/WSPAlign

WSPAlign: Word Alignment Pre-training via Large-Scale Weakly Supervised Span Prediction, to appear at ACL 2023 main conference.

Primary LanguagePythonOtherNOASSERTION

WSPAlign

WSPAlign: Word Alignment Pre-training via Large-Scale Weakly Supervised Span Prediction, published at ACL 2023 main conference.

This repository includes the source codes of paper WSPAlign: Word Alignment Pre-training via Large-Scale Weakly Supervised Span Prediction. Part of the implementation is from word_align. The implementation of inference and evaluation are at WSPAlign.InferEval.

Requirements

Run pip install -r requirements.txt to install all the required packages.

Model list

Model List Description
qiyuw/WSPAlign-xlm-base Pretrained on xlm-roberta
qiyuw/WSPAlign-mbert-base Pretrained on mBERT
qiyuw/WSPAlign-ft-kftt Finetuned with English-Japanese KFTT dataset
qiyuw/WSPAlign-ft-deen Finetuned with German-English dataset
qiyuw/WSPAlign-ft-enfr Finetuned with English-French dataset
qiyuw/WSPAlign-ft-roen Finetuned with Romanian-English dataset

Use our model checkpoints with huggingface

Note: For Japanese, Chinese, and other asian languages, we recommend to use mbert-based models like qiyuw/WSPAlign-mbert-base for better performance as we discussed in the original paper.

Data preparation

Dataset list Description
qiyuw/wspalign_pt_data Pre-training dataset
qiyuw/wspalign_ft_data Finetuning dataset
qiyuw/wspalign_few_ft_data Few-shot fintuning dataset
qiyuw/wspalign_test_data Test dataset for evaluation

Construction of Finetuning and Test dataset can be found at word_align.

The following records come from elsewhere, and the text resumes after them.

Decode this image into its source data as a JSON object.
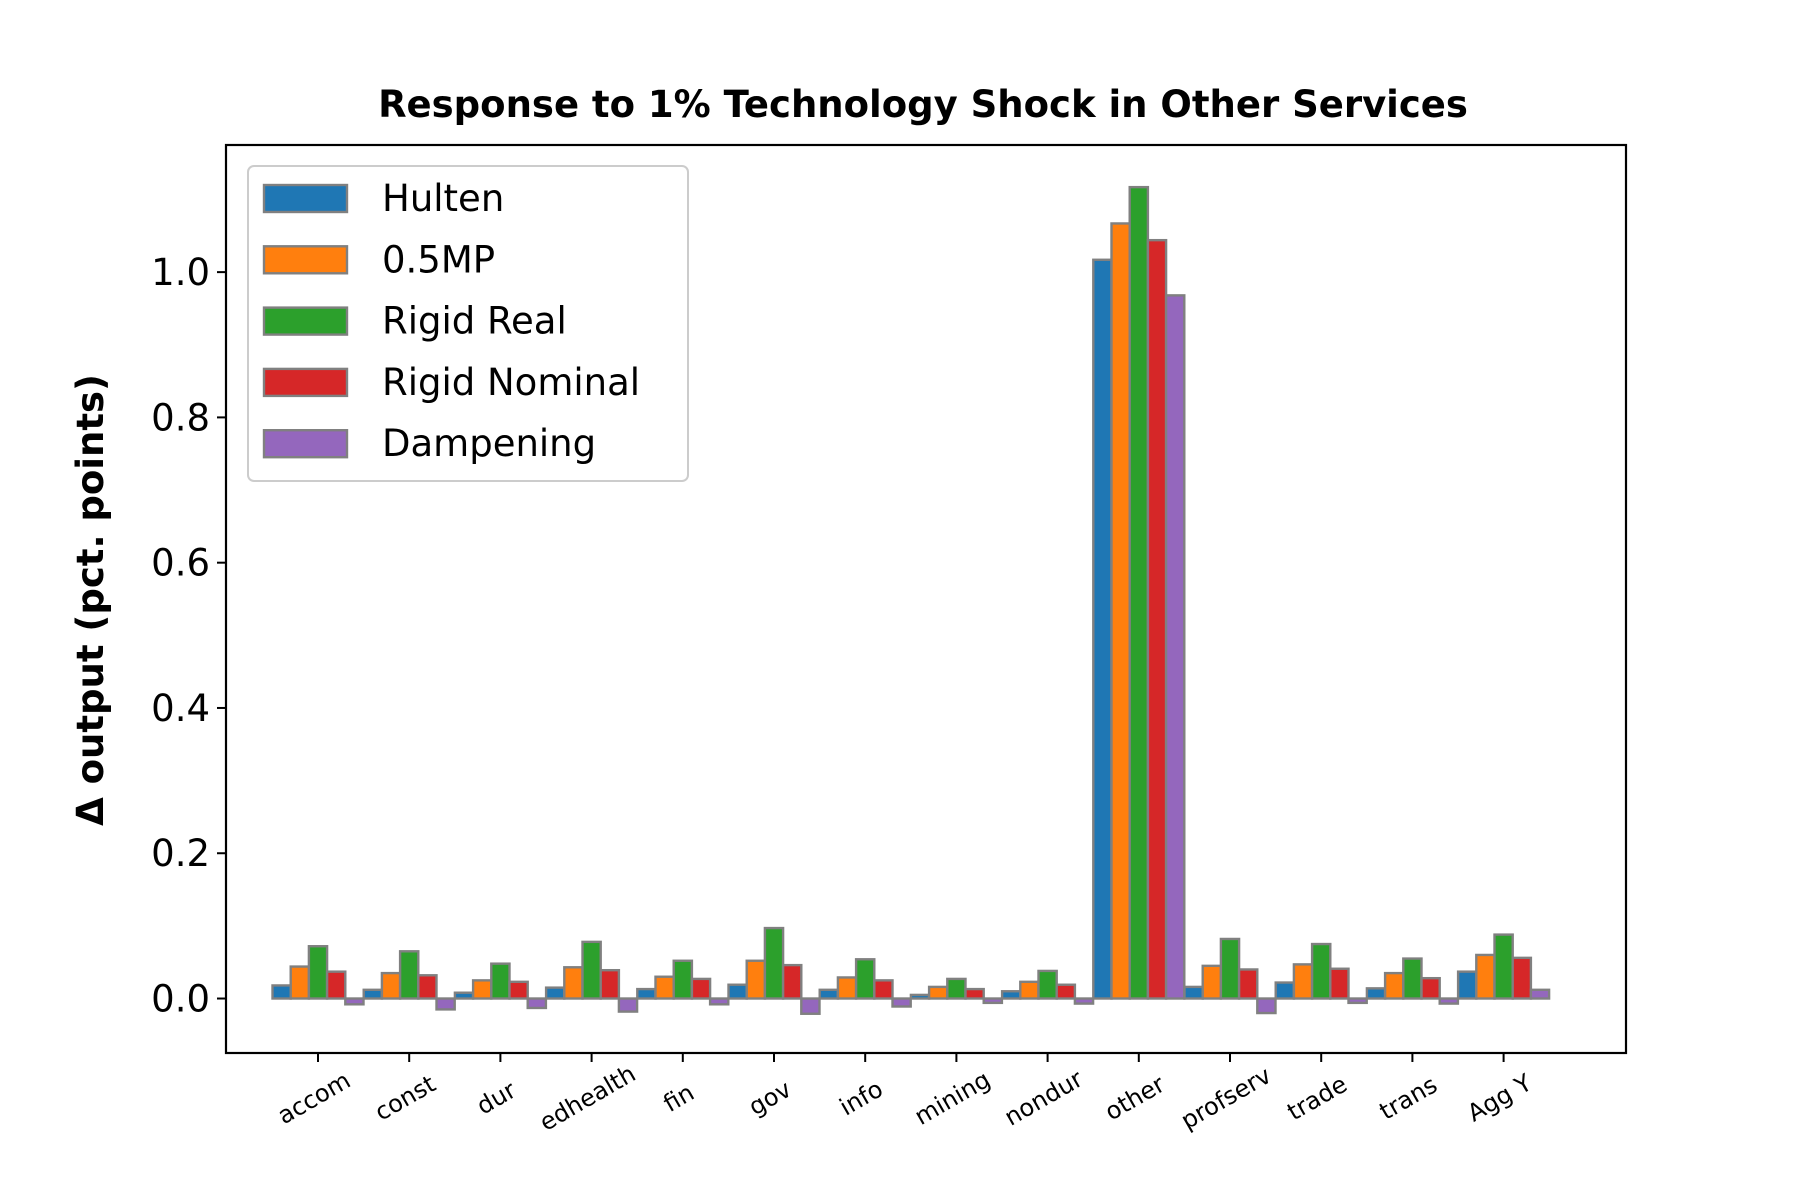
{
  "chart_data": {
    "type": "bar",
    "title": "Response to 1% Technology Shock in Other Services",
    "xlabel": "",
    "ylabel": "Δ output (pct. points)",
    "ylim": [
      -0.075,
      1.175
    ],
    "yticks": [
      0.0,
      0.2,
      0.4,
      0.6,
      0.8,
      1.0
    ],
    "ytick_labels": [
      "0.0",
      "0.2",
      "0.4",
      "0.6",
      "0.8",
      "1.0"
    ],
    "grid": false,
    "legend_position": "top-left",
    "bar_edge_color": "#808080",
    "categories": [
      "accom",
      "const",
      "dur",
      "edhealth",
      "fin",
      "gov",
      "info",
      "mining",
      "nondur",
      "other",
      "profserv",
      "trade",
      "trans",
      "Agg Y"
    ],
    "series": [
      {
        "name": "Hulten",
        "color": "#1f77b4",
        "values": [
          0.018,
          0.012,
          0.008,
          0.015,
          0.013,
          0.019,
          0.012,
          0.005,
          0.01,
          1.017,
          0.016,
          0.022,
          0.014,
          0.037
        ]
      },
      {
        "name": "0.5MP",
        "color": "#ff7f0e",
        "values": [
          0.044,
          0.035,
          0.025,
          0.043,
          0.03,
          0.052,
          0.029,
          0.016,
          0.023,
          1.067,
          0.045,
          0.047,
          0.035,
          0.06
        ]
      },
      {
        "name": "Rigid Real",
        "color": "#2ca02c",
        "values": [
          0.072,
          0.065,
          0.048,
          0.078,
          0.052,
          0.097,
          0.054,
          0.027,
          0.038,
          1.117,
          0.082,
          0.075,
          0.055,
          0.088
        ]
      },
      {
        "name": "Rigid Nominal",
        "color": "#d62728",
        "values": [
          0.037,
          0.032,
          0.023,
          0.039,
          0.027,
          0.046,
          0.025,
          0.013,
          0.019,
          1.044,
          0.04,
          0.041,
          0.028,
          0.056
        ]
      },
      {
        "name": "Dampening",
        "color": "#9467bd",
        "values": [
          -0.008,
          -0.015,
          -0.013,
          -0.018,
          -0.008,
          -0.021,
          -0.011,
          -0.006,
          -0.007,
          0.968,
          -0.02,
          -0.006,
          -0.007,
          0.012
        ]
      }
    ]
  }
}
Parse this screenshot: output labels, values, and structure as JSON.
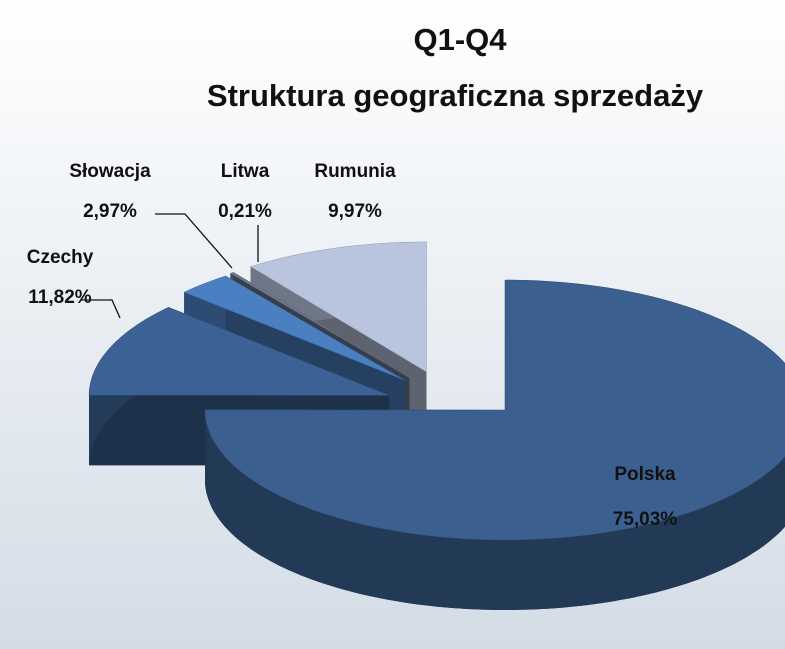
{
  "chart_data": {
    "type": "pie3d",
    "title": "Q1-Q4",
    "subtitle": "Struktura geograficzna sprzedaży",
    "categories": [
      "Polska",
      "Czechy",
      "Słowacja",
      "Litwa",
      "Rumunia"
    ],
    "values": [
      75.03,
      11.82,
      2.97,
      0.21,
      9.97
    ],
    "value_labels": [
      "75,03%",
      "11,82%",
      "2,97%",
      "0,21%",
      "9,97%"
    ],
    "colors": [
      "#3b6090",
      "#3c6295",
      "#4a7fc2",
      "#6b7b92",
      "#b9c5de"
    ]
  }
}
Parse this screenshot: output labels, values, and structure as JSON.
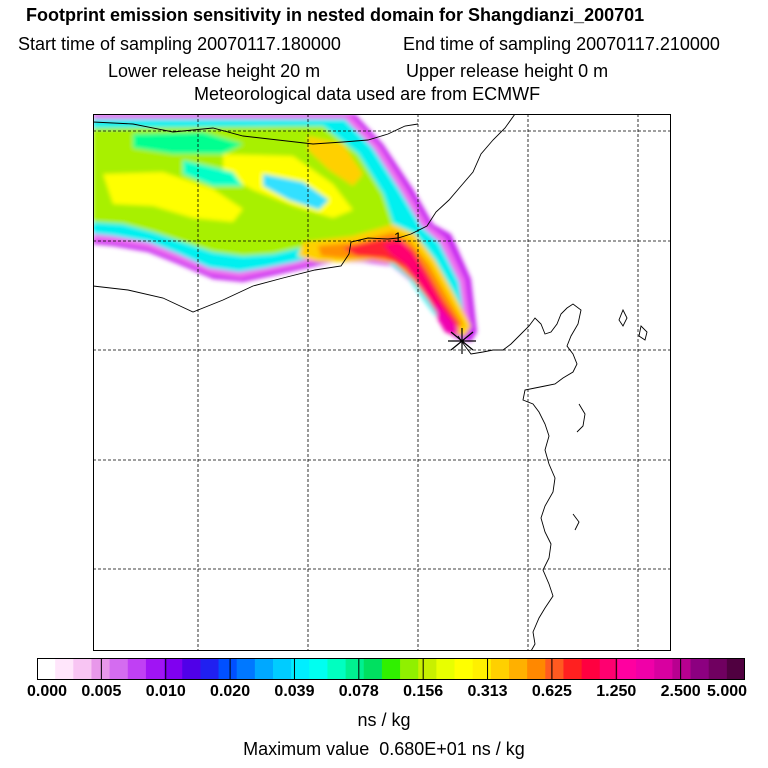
{
  "header": {
    "title": "Footprint emission sensitivity in nested domain for Shangdianzi_200701",
    "start_label": "Start time of sampling 20070117.180000",
    "end_label": "End time of sampling 20070117.210000",
    "lower_label": "Lower release height   20 m",
    "upper_label": "Upper release height    0 m",
    "met_label": "Meteorological data used are from ECMWF"
  },
  "map": {
    "release_marker": "1",
    "receptor_icon": "star-icon"
  },
  "colorbar": {
    "colors": [
      "#ffffff",
      "#ffe6fb",
      "#f8c5f3",
      "#e898ea",
      "#d46cf0",
      "#c040f4",
      "#a014f4",
      "#8000f0",
      "#5000e8",
      "#2020f0",
      "#0050ff",
      "#0078ff",
      "#00a8ff",
      "#00ccff",
      "#00eeff",
      "#00fff0",
      "#00ffc0",
      "#00f090",
      "#00e060",
      "#30f000",
      "#90f000",
      "#c8f000",
      "#e8ff00",
      "#ffff00",
      "#fff000",
      "#ffd000",
      "#ffb000",
      "#ff8800",
      "#ff5a20",
      "#ff2020",
      "#ff0040",
      "#ff0070",
      "#ff00a0",
      "#f000a8",
      "#d800a0",
      "#b80090",
      "#8c0080",
      "#700060",
      "#500040"
    ],
    "ticks": [
      "0.000",
      "0.005",
      "0.010",
      "0.020",
      "0.039",
      "0.078",
      "0.156",
      "0.313",
      "0.625",
      "1.250",
      "2.500",
      "5.000"
    ],
    "units": "ns / kg",
    "max_label": "Maximum value  0.680E+01 ns / kg"
  }
}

Run download_dataset.sh to download all the above datasets.

Pre-train and finetune

You can do pre-train, finetune and evaluate by running the following scripts.

Pre-train

See pretrain.sh for details.

You can also use pre-traned model to directly do word alignment (zero-shot), see zero-shot.sh for details.

Finetune

See finetune.sh, fewshot.sh for details.

Evaluate

Refer to WSPAlign Inference for details.

Citation

If you use our code or model, please cite our paper:

@inproceedings{wu-etal-2023-wspalign,
    title = "{WSPA}lign: Word Alignment Pre-training via Large-Scale Weakly Supervised Span Prediction",
    author = "Wu, Qiyu  and Nagata, Masaaki  and Tsuruoka, Yoshimasa",
    booktitle = "Proceedings of the 61st Annual Meeting of the Association for Computational Linguistics (Volume 1: Long Papers)",
    month = jul,
    year = "2023",
    address = "Toronto, Canada",
    publisher = "Association for Computational Linguistics",
    url = "https://aclanthology.org/2023.acl-long.621",
    pages = "11084--11099",
}

License

This software is released under the CC-BY-NC-SA-4.0 License, see LICENSE.txt.